# Finding a function

1. Dec 10, 2008

### Olle.s

1. The problem statement, all variables and given/known data
The function goes through the points -3,1 -1,3 and 1,4
f'(-3)=0 and f'(1)=0
f''(x)>0 when x<-1 and f''(x)<0 when x>-1
What is the function?
2. Relevant equations

3. The attempt at a solution
I take it this is a third degree equation?
f(x) = ax^3 + bx^2 + cx + d

When I plug in the values I get
From derivative
0 =27a– 6b+ c
0 =3a+ 2b+ c
From f(x)
1 =-27a +9b− 3c+ d
3 =-a+ b− c+ d
4 =a+ b+ c+ d

I substitute and get rid of c and d and then get
a=-5/48
and from this i get
b=-0.3125 c= 0.9375 d ≈ 3.48

but this is wrong, as the graph doesn't go through -3,1
What did I do wrong? ?
Thanks for help

2. Dec 10, 2008

### tiny-tim

Welcome to PF!

Hi Olle.s! Welcome to PF!
erm … you had five equations and only four variables!

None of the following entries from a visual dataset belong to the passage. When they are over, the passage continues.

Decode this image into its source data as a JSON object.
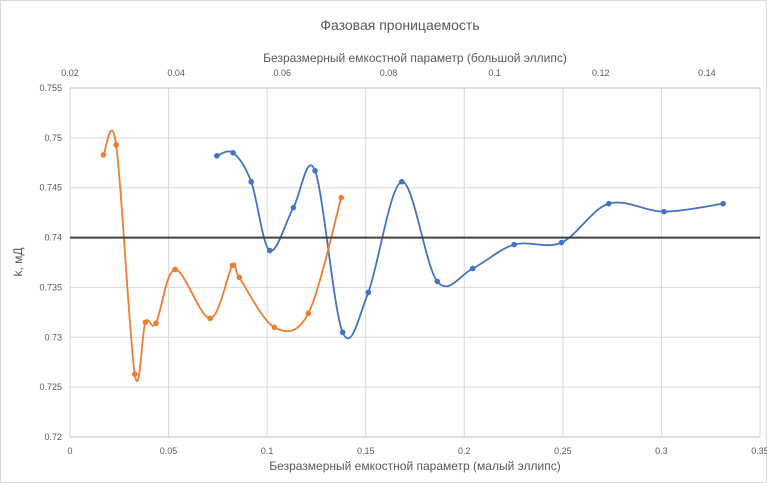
{
  "chart_data": {
    "type": "scatter",
    "title": "Фазовая проницаемость",
    "xlabel": "Безразмерный емкостной параметр (малый эллипс)",
    "x2label": "Безразмерный емкостной параметр (большой эллипс)",
    "ylabel": "k, мД",
    "xlim": [
      0,
      0.35
    ],
    "x2lim": [
      0.02,
      0.15
    ],
    "ylim": [
      0.72,
      0.755
    ],
    "xticks": [
      "0",
      "0.05",
      "0.1",
      "0.15",
      "0.2",
      "0.25",
      "0.3",
      "0.35"
    ],
    "x2ticks": [
      "0.02",
      "0.04",
      "0.06",
      "0.08",
      "0.1",
      "0.12",
      "0.14"
    ],
    "yticks": [
      "0.72",
      "0.725",
      "0.73",
      "0.735",
      "0.74",
      "0.745",
      "0.75",
      "0.755"
    ],
    "grid": true,
    "smooth_lines": true,
    "series": [
      {
        "axis": "bottom",
        "color": "#4472C4",
        "x": [
          0.0745,
          0.0827,
          0.0919,
          0.1013,
          0.1133,
          0.1243,
          0.1383,
          0.1513,
          0.1683,
          0.1863,
          0.2043,
          0.2253,
          0.2493,
          0.2733,
          0.3013,
          0.3313
        ],
        "y": [
          0.7482,
          0.7485,
          0.7456,
          0.7387,
          0.743,
          0.7467,
          0.7305,
          0.7345,
          0.7456,
          0.7356,
          0.7369,
          0.7393,
          0.7395,
          0.7434,
          0.7426,
          0.7434
        ]
      },
      {
        "axis": "top",
        "color": "#ED7D31",
        "x": [
          0.0263,
          0.0287,
          0.0322,
          0.0342,
          0.0362,
          0.0398,
          0.0464,
          0.0506,
          0.0519,
          0.0585,
          0.0649,
          0.0711
        ],
        "y": [
          0.7483,
          0.7493,
          0.7263,
          0.7315,
          0.7314,
          0.7368,
          0.7319,
          0.7372,
          0.736,
          0.731,
          0.7324,
          0.744
        ]
      },
      {
        "axis": "bottom",
        "color": "#404040",
        "type": "hline",
        "y": [
          0.74
        ]
      }
    ]
  }
}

Try a fourth degree equation.

3. Dec 10, 2008

### Defennder

Hmm, why did you assume it was a 3rd degree polynomial? There doesn't appear to be any soution to this system of equations; you can check it online via a linear solver:

4. Dec 10, 2008

### gabbagabbahey

Re: Welcome to PF!

I don't think a fourth degree equation will work; the fact that $f''(x)<0 \text{ if } x>-1$ and $f''(x)>0\text{ if } x<-1$ says to me that the graph of f(x) has only one inflection point, and its at x=-1. A quartic won't accomplish that.

5. Dec 10, 2008

### tiny-tim

oops!

oooh … I never noticed they were both at -1.

hmmm … that gives a sixth equation, f''(-1) = 0 (or ∞?) …

so maybe a fifth degree equation will do it?

Thanks, gabbagabbahey! It's a good job other people check up on me!

6. Dec 10, 2008

### gabbagabbahey

Are you sure it doesn't pass through (-1,2) instead?

7. Dec 10, 2008

### gabbagabbahey

Re: oops!

Actually I don't think there is a solution to the problem written as-is (if it passes through (-1,2) instead of (-1,3) then it's a different story)

Try sketching a graph of the function using the fact that it must be concave up for x<-1 and concave down for x>-1....it looks almost cubic, but a little fishy at x=-1.

-EDIT- I just realized that the problem doesn't claim that f is continuous....that changes things a little

8. Dec 10, 2008

### tiny-tim

hmm … never thought of sketching it …

yes, (-1,2) does look a lot more likely!
uhh? what's wrong with looking fishy??

9. Dec 10, 2008

### gabbagabbahey

The accompanying golden hue distracts one from the mathematical tasks at hand of course. :uhh: (-grasps at straws in search of witticisms-)

10. Dec 10, 2008

### tiny-tim

i'll take that as a compliment!

11. Dec 10, 2008

### Olle.s

Hi,
I'm certain it's -1, 3,
yeah I've sketched it, it's a third degree function with a negative value in front of x^3, I think.
And yeah, I also had some problems when juggling with the variables..
But perhaps there's a typo somewhere in the question that makes it unsolvable?
Because I think this should be failry easy!

12. Dec 10, 2008

### gabbagabbahey

Well; it's not unsolvable. The function may or may not be continuous.

Given that you are told f''(x)<0 for all x>-1 and f''(0) for all x<-1, does that tell you that f''(x) exists everywhere? If a function is twice differentiable everywhere, then can you say whether or not it is continuous?
What places, if any might f(x) be discontinuous?

13. Dec 11, 2008

### Olle.s

Hm... I'm not sure I follow you.
Why is the graph discontinuous?

14. Dec 11, 2008

### gabbagabbahey

I haven't said that it is.

Is there any reason to assume otherwise though?